Tentang gambaran maut dijelaskan dalam hadis riwayat Imam Muslim dari Ummu Salamah yang berarti: “Rasulullah SAW memasuki (rumah) Abi Salamah (yang menemui maut). Sungguh matanya terbuka maka beliau memejamkannya. Kemudian beliau bersabda, ‘Roh apabila dicabut, diikuti oleh mata.’ Maka menjeritlah keluarganya. Dan beliau bersabda, ‘Janganlah kalian berdoa atas diri kalian kecuali dengan baik, sungguh malaikat mengamini apa yang kalian katakan.’ Kemudian beliau berdoa, ‘Ya Allah ampunilah dosa Abi Salamah, tinggikanlah derajatnya dalam golongan orang yang mendapat petunjuk, tundalah akibatnya termasuk yang lalu, ampunilah dosa kami dan dosanya wahai Tuhan seru sekalian alam, lapangkanlah baginya kuburnya dan sinarilah ia di dalamnya.’ Dengan demikian, bagi orang mukmin, kedatangan maut itu tidak terasa, sampai-sampai keluarganya tidak mengetahui. Pada hadis lain dijelaskan bahwa matinya orang mukmin ditandai (disertai) dengan keringat pada dahi (HR. an-Nasa’i).

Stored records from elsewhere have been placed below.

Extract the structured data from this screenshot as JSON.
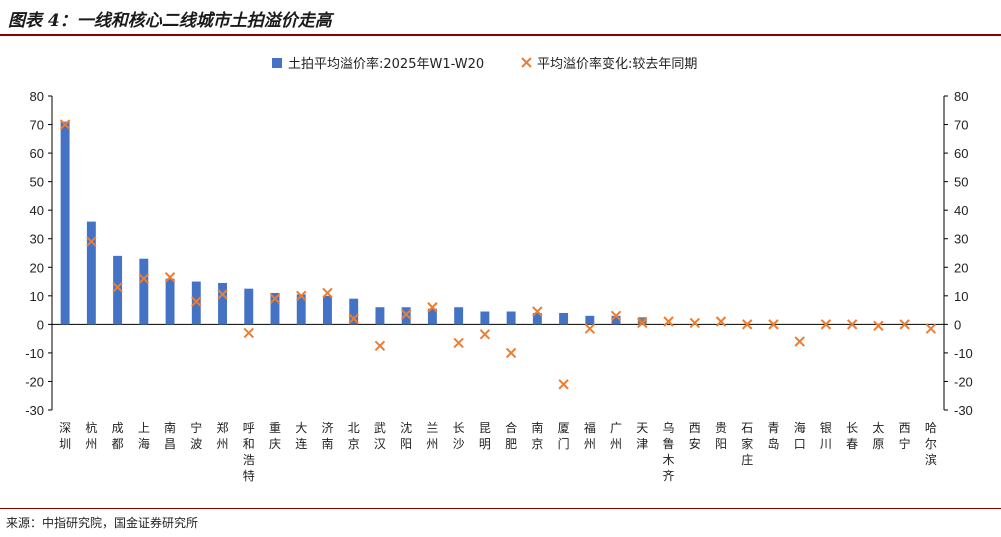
{
  "header": {
    "title": "图表 4：一线和核心二线城市土拍溢价走高"
  },
  "footer": {
    "source": "来源：中指研究院，国金证券研究所"
  },
  "colors": {
    "bar": "#4472C4",
    "marker": "#ED7D31",
    "rule": "#8b0000"
  },
  "chart_data": {
    "type": "bar",
    "title": "",
    "ylim": [
      -30,
      80
    ],
    "yticks": [
      "80",
      "70",
      "60",
      "50",
      "40",
      "30",
      "20",
      "10",
      "0",
      "-10",
      "-20",
      "-30"
    ],
    "y2ticks": [
      "80",
      "70",
      "60",
      "50",
      "40",
      "30",
      "20",
      "10",
      "0",
      "-10",
      "-20",
      "-30"
    ],
    "legend_position": "top-center",
    "categories": [
      "深圳",
      "杭州",
      "成都",
      "上海",
      "南昌",
      "宁波",
      "郑州",
      "呼和浩特",
      "重庆",
      "大连",
      "济南",
      "北京",
      "武汉",
      "沈阳",
      "兰州",
      "长沙",
      "昆明",
      "合肥",
      "南京",
      "厦门",
      "福州",
      "广州",
      "天津",
      "乌鲁木齐",
      "西安",
      "贵阳",
      "石家庄",
      "青岛",
      "海口",
      "银川",
      "长春",
      "太原",
      "西宁",
      "哈尔滨"
    ],
    "series": [
      {
        "name": "土拍平均溢价率:2025年W1-W20",
        "kind": "bar",
        "values": [
          71,
          36,
          24,
          23,
          16,
          15,
          14.5,
          12.5,
          11,
          10.5,
          10,
          9,
          6,
          6,
          5.5,
          6,
          4.5,
          4.5,
          4,
          4,
          3,
          3,
          2.5,
          0,
          0,
          0,
          0,
          0,
          0,
          0,
          0,
          0,
          0,
          0
        ]
      },
      {
        "name": "平均溢价率变化:较去年同期",
        "kind": "marker",
        "values": [
          70,
          29,
          13,
          16,
          16.5,
          8,
          10.5,
          -3,
          9,
          10,
          11,
          2,
          -7.5,
          3.5,
          6,
          -6.5,
          -3.5,
          -10,
          4.5,
          -21,
          -1.5,
          3,
          0.5,
          1,
          0.5,
          1,
          0,
          0,
          -6,
          0,
          0,
          -0.5,
          0,
          -1.5
        ]
      }
    ]
  }
}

Karena itu, seperti telah dijelaskan di atas, maut adalah nikmat bagi orang mukmin yang siap menghadapinya. Siti Aisyah meriwayatkan hadis yang berarti: “Rasulullah SAW wafat, sementara beliau berada antara dekapan dan daguku, maka aku tidak khawatir akan beratnya maut bagi seseorang selama-lamanya setelah aku melihat Rasulullah SAW (wafat)” (HR. an-Nasa’i).
DAFTAR PUSTAKA
Abud, Abdul Gani. al-Yaum al-Akhir wa al-hayah al-Mu‘asirah. Cairo: Dar al-Fikr al-‘Arabi, 1978.
Gazalba, Sidi. Maut, Batas Kebudayaan dan Agama. Jakarta: Tintamas, 1975.
al-Jauziyah, Ibnu Qayyim. ar-Ruh, terj. Jakarta: Dinamika Barkah Utama, t.t.
al-Khatib, Abdul Karim. Qadiyyah al-Uluhiyyah Bain al-Falsafah wa ad-Din Allah wa al-Insan. Cairo: Dar al-Fikr al-‘Arabi, 1391 H/1971 M.
Noval, In Abdurrazaq. Hari Kiamat, terj. Prof. H Bustani A. Gani dan Drs. M. Thahir Harun. Jakarta: Bulan Bintang, t.t.
Qutub, Muhammad. Tafsir fi zilal Al-Qur’an. Beirut: Dar al-Ihya’ at-Turas al-‘Arabi, t.t.
Syaltut, Mahmud. al-Fatawa. Cairo: Darul Qalam, 1996.
Usman, M. Ali. Maut dan Persoalannya. Jakarta: Bulan Bintang, 1975.